The COM generic class object is a value that:
- has a set of "class" methods. Each class method accepts a single Cap n' Proto "Struct" message and returns a single Cap n' Proto "Struct" message. Think of Cap n' Proto as a highly efficient form of a JSON message; its full documentation is available at the Cap n' Proto website. There is a Struct message type called ComObject that can be returned to represent new COM objects.
- has an "interface" (defined below) that has the same fully qualified name as the class
- is conventionally represented in OCaml as a module
The COM generic instance object is a value that:
- has state stored in RAM memory
- has a set of "instance" methods that can manipulate that state. Each instance method accepts a single Cap n' Proto "Struct" message and returns a single Cap n' Proto "Struct" message. The Struct message type ComObject can be returned to represent new COM objects.
- has an "interface" (defined below) that has the same fully qualified name as the COM class that defined the set of instance methods
- has a set of interfaces that the instance object can be downcast to
- is conventionally represented in OCaml as an object that can be downcast using the OCaml
:>
"coercion" operator
The COM generic interface is a type which is a specialization of the COM interface. A generic interface is the set of all future and existing COM generic objects that both:
- have the same set of generic class and instance methods
- is uniquely identified by the fully qualified COM class name that defined the set of methods
The module Com
is where you can get pre-existing COM generic class objects and call methods on COM objects.
Messages
Each host platform has a different Cap n' Proto message signature. These differences encapsulate the different ways the host platforms manage memory. Some host platforms use manual memory management, some use the type system, some use referencing counting and others use full garbage collection. Regardless, the Cap n' Proto message signature hides all of the host language memory management details.
Schemas
Any Cap n' Proto schema can be used for sending and receiving messages through DkSDK FFI.

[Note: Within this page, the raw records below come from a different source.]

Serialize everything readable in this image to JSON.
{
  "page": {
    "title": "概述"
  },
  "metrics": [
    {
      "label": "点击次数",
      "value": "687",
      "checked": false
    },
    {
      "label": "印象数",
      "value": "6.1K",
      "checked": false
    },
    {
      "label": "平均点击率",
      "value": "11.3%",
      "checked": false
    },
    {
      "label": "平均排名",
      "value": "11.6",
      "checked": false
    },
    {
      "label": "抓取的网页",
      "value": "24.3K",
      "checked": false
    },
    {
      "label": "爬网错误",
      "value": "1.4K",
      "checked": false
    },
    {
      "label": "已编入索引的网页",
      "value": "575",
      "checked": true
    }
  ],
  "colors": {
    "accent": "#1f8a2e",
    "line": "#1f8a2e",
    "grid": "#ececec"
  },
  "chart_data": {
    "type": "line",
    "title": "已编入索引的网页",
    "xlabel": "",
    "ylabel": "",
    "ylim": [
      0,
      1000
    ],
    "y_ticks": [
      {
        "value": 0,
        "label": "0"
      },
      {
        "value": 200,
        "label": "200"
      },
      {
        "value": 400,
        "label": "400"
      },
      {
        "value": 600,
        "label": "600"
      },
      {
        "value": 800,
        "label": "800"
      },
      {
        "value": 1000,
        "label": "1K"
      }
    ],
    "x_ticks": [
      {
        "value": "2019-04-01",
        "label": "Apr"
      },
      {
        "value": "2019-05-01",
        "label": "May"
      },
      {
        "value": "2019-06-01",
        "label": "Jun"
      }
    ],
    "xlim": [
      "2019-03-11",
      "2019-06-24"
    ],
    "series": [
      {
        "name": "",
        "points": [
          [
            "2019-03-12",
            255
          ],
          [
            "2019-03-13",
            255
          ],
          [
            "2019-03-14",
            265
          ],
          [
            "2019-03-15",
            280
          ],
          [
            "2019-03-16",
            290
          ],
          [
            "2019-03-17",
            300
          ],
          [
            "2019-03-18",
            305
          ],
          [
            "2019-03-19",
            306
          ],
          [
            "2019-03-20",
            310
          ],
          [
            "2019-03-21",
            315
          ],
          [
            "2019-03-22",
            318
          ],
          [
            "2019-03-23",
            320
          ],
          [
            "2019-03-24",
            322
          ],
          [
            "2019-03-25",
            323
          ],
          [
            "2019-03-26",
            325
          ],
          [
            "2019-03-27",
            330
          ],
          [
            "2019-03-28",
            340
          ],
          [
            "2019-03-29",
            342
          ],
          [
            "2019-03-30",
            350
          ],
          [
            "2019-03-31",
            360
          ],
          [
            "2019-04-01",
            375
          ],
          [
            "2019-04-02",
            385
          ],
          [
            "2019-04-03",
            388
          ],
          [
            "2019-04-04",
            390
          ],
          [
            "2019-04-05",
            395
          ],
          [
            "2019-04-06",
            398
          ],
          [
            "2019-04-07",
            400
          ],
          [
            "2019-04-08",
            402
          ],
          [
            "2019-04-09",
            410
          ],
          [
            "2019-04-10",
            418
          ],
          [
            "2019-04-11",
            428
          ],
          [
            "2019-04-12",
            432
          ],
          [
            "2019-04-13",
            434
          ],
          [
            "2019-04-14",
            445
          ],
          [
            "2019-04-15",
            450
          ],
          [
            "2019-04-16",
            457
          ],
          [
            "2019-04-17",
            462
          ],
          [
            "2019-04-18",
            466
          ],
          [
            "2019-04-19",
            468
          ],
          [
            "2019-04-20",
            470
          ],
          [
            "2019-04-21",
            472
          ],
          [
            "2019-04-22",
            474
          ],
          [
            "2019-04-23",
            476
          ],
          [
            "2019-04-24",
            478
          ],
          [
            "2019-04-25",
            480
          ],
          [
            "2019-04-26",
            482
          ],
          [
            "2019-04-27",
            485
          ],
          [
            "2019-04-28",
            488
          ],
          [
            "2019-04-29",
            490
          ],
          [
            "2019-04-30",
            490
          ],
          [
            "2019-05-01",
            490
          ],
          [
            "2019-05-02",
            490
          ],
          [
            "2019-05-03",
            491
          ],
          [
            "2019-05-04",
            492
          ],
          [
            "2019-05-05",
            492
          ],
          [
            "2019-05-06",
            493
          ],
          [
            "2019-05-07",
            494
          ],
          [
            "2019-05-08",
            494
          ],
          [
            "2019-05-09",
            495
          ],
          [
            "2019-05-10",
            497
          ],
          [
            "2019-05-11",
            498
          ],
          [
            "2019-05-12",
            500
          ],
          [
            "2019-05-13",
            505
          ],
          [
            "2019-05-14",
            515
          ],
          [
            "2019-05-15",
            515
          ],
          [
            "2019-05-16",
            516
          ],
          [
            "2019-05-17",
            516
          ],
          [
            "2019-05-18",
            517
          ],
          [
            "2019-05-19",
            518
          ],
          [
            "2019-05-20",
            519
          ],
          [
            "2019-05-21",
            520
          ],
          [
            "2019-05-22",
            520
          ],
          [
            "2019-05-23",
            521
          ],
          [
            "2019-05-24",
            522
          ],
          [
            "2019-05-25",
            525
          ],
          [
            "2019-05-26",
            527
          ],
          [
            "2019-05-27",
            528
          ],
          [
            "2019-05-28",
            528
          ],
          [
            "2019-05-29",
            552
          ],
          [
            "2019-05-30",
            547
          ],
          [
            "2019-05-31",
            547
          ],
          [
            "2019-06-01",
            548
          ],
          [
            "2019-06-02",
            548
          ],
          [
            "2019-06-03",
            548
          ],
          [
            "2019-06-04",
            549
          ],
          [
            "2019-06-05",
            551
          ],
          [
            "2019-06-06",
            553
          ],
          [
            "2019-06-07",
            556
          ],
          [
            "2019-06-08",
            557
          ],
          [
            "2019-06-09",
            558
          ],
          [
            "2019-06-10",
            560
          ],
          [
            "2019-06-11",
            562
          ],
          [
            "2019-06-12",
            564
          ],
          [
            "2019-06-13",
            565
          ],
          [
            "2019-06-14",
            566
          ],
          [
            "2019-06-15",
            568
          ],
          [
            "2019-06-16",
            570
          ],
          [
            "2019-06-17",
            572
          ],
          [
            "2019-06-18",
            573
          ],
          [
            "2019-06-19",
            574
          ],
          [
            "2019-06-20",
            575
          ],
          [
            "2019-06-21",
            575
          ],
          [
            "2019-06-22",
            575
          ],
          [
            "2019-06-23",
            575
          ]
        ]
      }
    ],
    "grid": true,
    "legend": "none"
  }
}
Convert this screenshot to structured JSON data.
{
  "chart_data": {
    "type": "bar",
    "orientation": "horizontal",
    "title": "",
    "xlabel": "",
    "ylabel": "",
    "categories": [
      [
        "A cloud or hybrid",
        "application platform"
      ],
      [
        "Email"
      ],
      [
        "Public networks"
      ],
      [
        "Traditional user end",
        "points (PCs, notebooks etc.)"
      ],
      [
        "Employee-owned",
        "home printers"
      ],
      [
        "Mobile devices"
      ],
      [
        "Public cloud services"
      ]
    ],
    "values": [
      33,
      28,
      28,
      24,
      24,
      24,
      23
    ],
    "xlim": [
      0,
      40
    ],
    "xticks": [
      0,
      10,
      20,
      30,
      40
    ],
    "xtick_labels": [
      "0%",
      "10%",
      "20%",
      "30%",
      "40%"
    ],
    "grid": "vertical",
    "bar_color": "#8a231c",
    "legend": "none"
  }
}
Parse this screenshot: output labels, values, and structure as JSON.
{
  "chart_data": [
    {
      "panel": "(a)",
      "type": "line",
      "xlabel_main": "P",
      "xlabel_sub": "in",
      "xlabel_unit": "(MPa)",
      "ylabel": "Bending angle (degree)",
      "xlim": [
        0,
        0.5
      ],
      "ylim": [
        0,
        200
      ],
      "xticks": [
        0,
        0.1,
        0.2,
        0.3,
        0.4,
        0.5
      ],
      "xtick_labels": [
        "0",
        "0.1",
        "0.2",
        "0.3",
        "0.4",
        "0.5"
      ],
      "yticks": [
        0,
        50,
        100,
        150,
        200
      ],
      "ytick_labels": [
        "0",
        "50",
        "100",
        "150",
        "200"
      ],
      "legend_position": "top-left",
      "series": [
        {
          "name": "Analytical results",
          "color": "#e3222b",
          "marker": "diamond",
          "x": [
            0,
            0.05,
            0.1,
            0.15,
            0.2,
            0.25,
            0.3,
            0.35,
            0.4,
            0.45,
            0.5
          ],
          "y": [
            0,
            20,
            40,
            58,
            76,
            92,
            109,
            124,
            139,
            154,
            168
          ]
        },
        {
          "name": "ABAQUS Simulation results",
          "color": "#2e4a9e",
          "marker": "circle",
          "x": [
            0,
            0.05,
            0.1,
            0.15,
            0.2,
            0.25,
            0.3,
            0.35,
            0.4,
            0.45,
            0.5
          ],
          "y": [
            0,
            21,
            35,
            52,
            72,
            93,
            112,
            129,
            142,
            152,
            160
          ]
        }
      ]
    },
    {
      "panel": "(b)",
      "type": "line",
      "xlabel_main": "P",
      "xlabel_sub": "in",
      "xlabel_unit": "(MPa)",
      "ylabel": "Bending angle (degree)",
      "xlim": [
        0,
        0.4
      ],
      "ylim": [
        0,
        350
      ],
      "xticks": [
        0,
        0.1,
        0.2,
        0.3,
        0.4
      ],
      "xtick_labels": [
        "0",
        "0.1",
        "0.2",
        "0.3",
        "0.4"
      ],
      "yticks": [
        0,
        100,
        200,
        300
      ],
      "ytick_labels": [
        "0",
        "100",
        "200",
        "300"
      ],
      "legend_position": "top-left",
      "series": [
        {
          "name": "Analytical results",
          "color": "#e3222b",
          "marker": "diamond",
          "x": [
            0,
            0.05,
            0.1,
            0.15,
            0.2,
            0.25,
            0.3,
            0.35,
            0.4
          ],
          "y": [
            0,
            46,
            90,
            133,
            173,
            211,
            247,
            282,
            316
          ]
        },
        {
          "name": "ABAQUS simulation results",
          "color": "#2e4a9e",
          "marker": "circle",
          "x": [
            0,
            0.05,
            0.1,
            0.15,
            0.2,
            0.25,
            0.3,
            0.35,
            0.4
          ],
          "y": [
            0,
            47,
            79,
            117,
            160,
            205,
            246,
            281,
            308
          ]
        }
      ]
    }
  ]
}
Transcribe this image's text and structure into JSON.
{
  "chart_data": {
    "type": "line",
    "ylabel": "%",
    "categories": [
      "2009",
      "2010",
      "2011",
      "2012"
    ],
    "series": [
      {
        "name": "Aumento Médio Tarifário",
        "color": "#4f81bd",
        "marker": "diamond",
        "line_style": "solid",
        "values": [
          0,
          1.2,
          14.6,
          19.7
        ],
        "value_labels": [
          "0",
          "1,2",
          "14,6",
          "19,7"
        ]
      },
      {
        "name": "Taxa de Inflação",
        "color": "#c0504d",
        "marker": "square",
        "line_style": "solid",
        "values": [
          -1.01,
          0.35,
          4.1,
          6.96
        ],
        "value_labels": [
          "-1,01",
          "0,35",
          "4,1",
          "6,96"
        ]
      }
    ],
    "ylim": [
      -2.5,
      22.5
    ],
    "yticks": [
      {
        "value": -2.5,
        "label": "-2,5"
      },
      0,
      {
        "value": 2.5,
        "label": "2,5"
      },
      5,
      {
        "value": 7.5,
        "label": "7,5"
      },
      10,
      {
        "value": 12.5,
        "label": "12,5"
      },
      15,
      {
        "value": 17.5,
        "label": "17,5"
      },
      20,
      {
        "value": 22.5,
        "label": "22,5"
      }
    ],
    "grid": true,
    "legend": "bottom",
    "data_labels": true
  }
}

A set of single-element structures is available for convenience when you don't want to generate your own Cap n' Proto schema. All of the basic scalar Cap n' Proto types are available as single-element structures.
In addition, the ComStandardSchema.S.Reader.ComObject
and ComStandardSchema.S.Builder.ComObject
types are used to pass back and forth references to DkSDK COM objects. Its schema is the ComObject schema.
Persistence and Transmission
Serialization and deserialization protocols.